Netherlands: Expansion of VAT Exemption for Health Care Providers
On March 29, 2016, the State Secretary for Finance issued a decree widening the VAT exemption for providers of individual healthcare. In the past, the exemption was limited to health care providers acting within their specific area of expertise and when covered by the national Individual Health Care Act. The exemption will now apply to professionals acting outside their own areas of expertise, as well as professionals not covered by the Health Care Act, but providing the same quality of care as a covered professional would. There are attendant obligations on professionals not covered by the Act to prove they are meeting certain standards of quality of care.
Poland – Draft Bill Would Modify List of Reduced Rated Goods
In March of 2016, the Polish Ministry of Finance published a draft bill that would remove certain items from the list of reduced rated goods under the Polish VAT Act. The bill was published in response to a 2015 European Court of Justice opinion holding that Poland had improperly applied a reduced rate to products not used for medical or pharmaceutical purposes.
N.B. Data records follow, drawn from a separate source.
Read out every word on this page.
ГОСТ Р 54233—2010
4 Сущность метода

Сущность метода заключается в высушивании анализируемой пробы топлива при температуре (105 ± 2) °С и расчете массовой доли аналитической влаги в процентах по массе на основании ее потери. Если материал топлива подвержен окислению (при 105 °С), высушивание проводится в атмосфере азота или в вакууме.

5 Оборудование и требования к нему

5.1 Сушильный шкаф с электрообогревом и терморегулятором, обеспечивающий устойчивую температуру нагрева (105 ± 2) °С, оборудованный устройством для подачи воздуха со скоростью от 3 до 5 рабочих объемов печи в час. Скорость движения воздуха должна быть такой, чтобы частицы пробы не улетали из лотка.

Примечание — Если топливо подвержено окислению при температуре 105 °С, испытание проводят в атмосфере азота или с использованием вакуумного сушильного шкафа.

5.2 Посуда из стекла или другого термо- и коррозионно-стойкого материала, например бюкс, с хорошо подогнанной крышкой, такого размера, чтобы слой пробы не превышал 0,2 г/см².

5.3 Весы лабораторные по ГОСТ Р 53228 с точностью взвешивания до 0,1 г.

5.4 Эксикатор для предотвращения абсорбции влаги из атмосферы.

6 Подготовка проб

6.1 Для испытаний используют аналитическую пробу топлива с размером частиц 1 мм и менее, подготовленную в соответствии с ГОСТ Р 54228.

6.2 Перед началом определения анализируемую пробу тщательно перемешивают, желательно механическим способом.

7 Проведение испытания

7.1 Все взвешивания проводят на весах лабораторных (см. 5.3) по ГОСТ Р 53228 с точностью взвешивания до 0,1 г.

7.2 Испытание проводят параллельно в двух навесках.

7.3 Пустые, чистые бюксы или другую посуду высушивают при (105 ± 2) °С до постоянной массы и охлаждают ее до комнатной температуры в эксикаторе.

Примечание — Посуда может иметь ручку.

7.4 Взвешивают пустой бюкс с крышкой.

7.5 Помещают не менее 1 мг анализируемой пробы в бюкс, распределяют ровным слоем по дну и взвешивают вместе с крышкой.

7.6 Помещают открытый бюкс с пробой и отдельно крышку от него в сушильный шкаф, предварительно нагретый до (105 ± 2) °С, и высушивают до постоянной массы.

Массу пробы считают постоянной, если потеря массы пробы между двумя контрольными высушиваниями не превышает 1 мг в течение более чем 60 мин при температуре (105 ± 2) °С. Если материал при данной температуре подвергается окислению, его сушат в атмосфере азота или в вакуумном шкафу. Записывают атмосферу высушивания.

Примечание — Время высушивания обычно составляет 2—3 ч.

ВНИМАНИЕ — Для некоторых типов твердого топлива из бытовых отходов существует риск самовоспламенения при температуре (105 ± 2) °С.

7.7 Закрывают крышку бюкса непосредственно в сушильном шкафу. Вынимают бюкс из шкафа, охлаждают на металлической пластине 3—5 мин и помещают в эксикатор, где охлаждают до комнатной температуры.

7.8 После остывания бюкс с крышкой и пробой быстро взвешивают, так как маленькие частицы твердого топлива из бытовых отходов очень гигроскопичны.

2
Under the bill, cysteine (an amino acid) and derivatives thereof would be taxed at the standard rate of VAT, along with water bottles, dropper bulbs, and sunglasses. If passes, the bill will take effect on July 1, 2016.
Automatic Exchange of Information on Tax Rulings to be Implemented by 2017
On April 7, 2016, the Swedish Ministry of Finance published a memorandum on the automatic exchange of information on tax rulings with other Member States, particularly for cross-border transactions. Sweden intends to implement this procedure by January 1, 2017, in accordance with Council Directive 2015/2376. The automatic exchange of information is intended to increase transparency relating to supplies involving intra-Community transactions with other Member States.
Tax Agency Proposes to Exempt Small Businesses from VAT
In a memorandum published on March 21, 2016, the Swedish Tax Agency proposed amendments to the VAT Act that would completely exempt small businesses with a turnover of less than SEK 30,000 per year (excluding VAT). Businesses that fell below this threshold for a fiscal year, but had higher turnover in either of the two previous years, would not qualify for the exemption. If passed, the amendments would come into effect on January 1, 2017.
United Kingdom: Taxpayers’ Association Challenges HMRC Guidance
The UK Association of Taxation Technicians (ATT) has recently complained of “flawed and misleading guidance” from HM Revenue & Customs (HMRC) regarding its flat-rate scheme. The scheme is intended to simplify VAT accounting for small businesses, but the ATT claims that some of the 51 categories in the scheme are vague and poorly-defined, and that HMRC guidance misleads small businesses into paying higher taxes than they should. In particular, HMRC has advised businesses performing consulting services to choose the “management consultancy” category within the scheme, which is subject to a 14% rate of tax, instead of the “other business services not listed elsewhere” category, which is taxed at only 12%. The scheme has been the subject of numerous challenges in the VAT tribunals.